Valued landscape policy held no bar on homes

Concerns over substantial harm to landscape character and the rural setting of a Buckinghamshire town have led to dismissal of outline plans for 175 homes, despite a housing land supply shortfall.

The main issues covered impact on landscape character, the setting of an adjoining area of outstanding natural beauty, coalescence between settlements, whether the council could show a five-year supply of housing land and whether the site could be regarded as a valued landscape for the purposes of  paragraph 109 of the NPPF.

The inspector considered that the judgment in Stroud District Council v Secretary of State for Communities and Local Government [2015] suggested that a site’s landscape value might be due to its relationship with adjacent land, rather than on its own merits. She noted that the appeal site was seen in the context of an adjoining AONB and site of special scientific interest which ultimately, in her view, afforded its valued landscape status.

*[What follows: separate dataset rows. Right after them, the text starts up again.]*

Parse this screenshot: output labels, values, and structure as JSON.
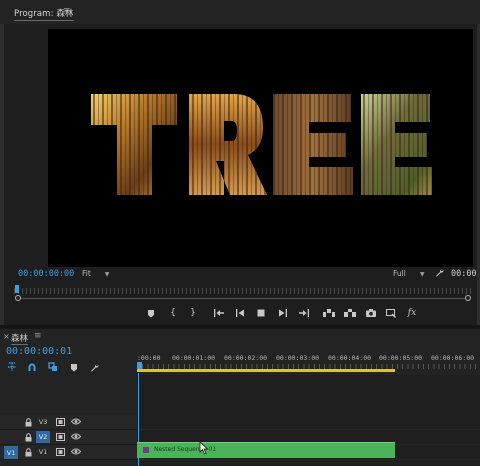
{
  "program_monitor": {
    "title": "Program: 森林",
    "menu_glyph": "≡",
    "frame_text": "TREE",
    "current_time": "00:00:00:00",
    "zoom_level": "Fit",
    "resolution": "Full",
    "duration": "00:00"
  },
  "transport_controls": [
    {
      "name": "add-marker-button",
      "icon": "marker-icon"
    },
    {
      "name": "mark-in-button",
      "icon": "mark-in-icon",
      "label": "{"
    },
    {
      "name": "mark-out-button",
      "icon": "mark-out-icon",
      "label": "}"
    },
    {
      "name": "go-to-in-button",
      "icon": "go-to-in-icon"
    },
    {
      "name": "step-back-button",
      "icon": "step-back-icon"
    },
    {
      "name": "stop-button",
      "icon": "stop-icon"
    },
    {
      "name": "step-forward-button",
      "icon": "step-forward-icon"
    },
    {
      "name": "go-to-out-button",
      "icon": "go-to-out-icon"
    },
    {
      "name": "lift-button",
      "icon": "lift-icon"
    },
    {
      "name": "extract-button",
      "icon": "extract-icon"
    },
    {
      "name": "export-frame-button",
      "icon": "camera-icon"
    },
    {
      "name": "button-editor-button",
      "icon": "button-editor-icon"
    },
    {
      "name": "effects-button",
      "icon": "fx-icon",
      "label": "fx"
    }
  ],
  "timeline": {
    "close_glyph": "×",
    "title": "森林",
    "menu_glyph": "≡",
    "current_time": "00:00:00:01",
    "ruler_labels": [
      ":00:00",
      "00:00:01:00",
      "00:00:02:00",
      "00:00:03:00",
      "00:00:04:00",
      "00:00:05:00",
      "00:00:06:00"
    ],
    "tracks": [
      {
        "label": "V3",
        "targeted": false,
        "source_patch": ""
      },
      {
        "label": "V2",
        "targeted": true,
        "source_patch": ""
      },
      {
        "label": "V1",
        "targeted": true,
        "source_patch": "V1"
      }
    ],
    "clip": {
      "name": "Nested Sequence 01",
      "track": "V1",
      "start": "00:00:00:00",
      "end": "00:00:05:00"
    }
  },
  "colors": {
    "accent_blue": "#3d9ee5",
    "clip_green": "#4bb35a",
    "work_area_yellow": "#d8c33a",
    "panel_bg": "#232323"
  }
}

While affording weight to this element, she felt that stating that a site is part of a valued landscape does not amount to a specific policy requirement for development to be restricted. In her view, paragraph 109’s requirement for the planning system to contribute to and enhance the natural and local environment "by protecting and enhancing valued landscapes" comprises an aspiration rather than a restriction.

On that basis, she decided, the tilted balance in the first limb of paragraph 14 of the NPPF still applied. She concluded that moderate to substantial adverse harm to the area’s landscape character and the town’s rural setting, along with some limited harm to the setting of the AONB, cumulatively outweighed the scheme’s benefits, despite the acknowledged need for more homes in the area.